Культурный город Львов, театры, кино, магазины «как в Европе», есть и книжные, а как же люди ведь читают. Издаются газеты. Чисто, культурно в Львовских парках, да и на горбатых улочках никто не бросит окурок или бумажку на тротуар – не москали ведь. Сидит народ в кавярнях, каву черную або с молоком заказывают – пироженое запить. Не, не так, как у москалей, по-другому – чисто, культурно.

Город старинный. Сначала под князем Галицким, потом была Австро-Венгрия много веков, чуть-чуть Западно-Украинская народная республика, но уж совсем чуть-чуть, а вот и стал Львов польским. Польша тоже культурная страна, европейская. Кинотеатры, кавярни… Рухнула Польша в 1939 году, пришли червоноармейцы, а с ними Советы. Рассорился Гитлер со Сталиным и через два года, 30 июня, вошли в город немцы.

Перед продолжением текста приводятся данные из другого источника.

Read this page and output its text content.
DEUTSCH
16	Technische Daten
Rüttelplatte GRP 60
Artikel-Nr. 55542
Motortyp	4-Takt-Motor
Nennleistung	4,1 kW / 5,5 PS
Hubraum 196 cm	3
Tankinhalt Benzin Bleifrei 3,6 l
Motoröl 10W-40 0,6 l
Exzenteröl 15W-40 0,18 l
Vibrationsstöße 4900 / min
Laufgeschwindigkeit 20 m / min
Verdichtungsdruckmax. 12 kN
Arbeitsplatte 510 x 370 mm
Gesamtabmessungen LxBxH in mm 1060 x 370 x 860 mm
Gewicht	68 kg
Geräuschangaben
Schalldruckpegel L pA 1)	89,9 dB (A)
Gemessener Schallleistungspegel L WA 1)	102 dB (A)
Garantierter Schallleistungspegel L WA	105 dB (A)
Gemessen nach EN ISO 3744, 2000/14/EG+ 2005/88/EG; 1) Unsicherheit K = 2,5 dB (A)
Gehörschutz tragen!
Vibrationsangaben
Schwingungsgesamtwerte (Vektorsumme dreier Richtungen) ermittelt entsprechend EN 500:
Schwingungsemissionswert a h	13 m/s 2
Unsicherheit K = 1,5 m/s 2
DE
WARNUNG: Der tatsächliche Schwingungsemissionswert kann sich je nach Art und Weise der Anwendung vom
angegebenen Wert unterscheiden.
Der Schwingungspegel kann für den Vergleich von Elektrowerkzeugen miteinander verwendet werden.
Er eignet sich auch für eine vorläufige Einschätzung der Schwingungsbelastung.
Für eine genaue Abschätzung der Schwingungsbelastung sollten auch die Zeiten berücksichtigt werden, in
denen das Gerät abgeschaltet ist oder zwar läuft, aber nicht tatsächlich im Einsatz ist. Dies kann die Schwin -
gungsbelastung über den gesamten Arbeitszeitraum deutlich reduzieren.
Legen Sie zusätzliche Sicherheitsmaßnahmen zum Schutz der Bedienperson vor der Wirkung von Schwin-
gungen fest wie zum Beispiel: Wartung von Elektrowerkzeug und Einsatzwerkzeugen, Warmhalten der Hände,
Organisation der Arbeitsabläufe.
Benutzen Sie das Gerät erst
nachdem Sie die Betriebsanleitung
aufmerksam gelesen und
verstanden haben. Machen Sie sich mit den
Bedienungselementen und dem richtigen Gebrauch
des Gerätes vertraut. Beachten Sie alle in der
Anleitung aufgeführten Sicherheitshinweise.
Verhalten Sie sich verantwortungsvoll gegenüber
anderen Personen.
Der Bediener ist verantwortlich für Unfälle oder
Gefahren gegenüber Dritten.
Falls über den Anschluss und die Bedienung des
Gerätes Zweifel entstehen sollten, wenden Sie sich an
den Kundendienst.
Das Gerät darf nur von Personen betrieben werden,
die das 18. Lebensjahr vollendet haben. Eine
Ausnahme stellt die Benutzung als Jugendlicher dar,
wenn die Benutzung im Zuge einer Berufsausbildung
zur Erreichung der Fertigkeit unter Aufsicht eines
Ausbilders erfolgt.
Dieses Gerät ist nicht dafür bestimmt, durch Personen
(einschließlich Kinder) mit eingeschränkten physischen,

Ведь сколько лет таил в себе галичанин огромное желание пнуть еврея ногой прямо на улице! А приходилось сдерживать себя – вдруг еврей тоже его пнуть хочет? А то еще к полицианту за помощью обратится – не славно получится. А тут – на тебе! – прямо на улице, на глазах зевак, под жопу ему, под жопу! А немецкий солдат смотрит и так одобрительно улыбается. Подножкой подсечь, чтоб свалился на тротуар, лежачего и бить удобнее.

Тротуар заплеван, а город-то культурный. Пусть выходят евреи из своих квартир, захватив тазики с водой, мыло, зубные щетки. Культурный город должен быть чистым, на колени, жиды, и драйте тротуары зубными щетками, ползая на коленях! А ведь хорошая идея – раз идет галицианское гуляние, пусть все гуляют! Вот жидовка куда-то спешит, взгляд затравленный… На колени, песья кровь, на колени на тротуар! Руки подняла над головой и спеши по своим делам на коленях! Досыть, натерпелись вашей жидовской влады, постояла ненька-Украйна перед жидами, москалями, краснопузыми на коленях – походите теперь и вы так!

Гулять, галичане, гулять! Будет весело! Вот сейчас эта толстая тетка разденется, оголит свою дряблую дупу, вислые сиськи – посмеемся. «Пани Ганна, правда ведь смешно смотреть на это дряблое жирное тело? Подемте на ту сторону улицы, там раздевается жид-жирдяй, посмеемся немного, потом я вас кофе угощу, у Ковальского в кофейне такие рогалики сегодня – с ума сойти от одного запаха!»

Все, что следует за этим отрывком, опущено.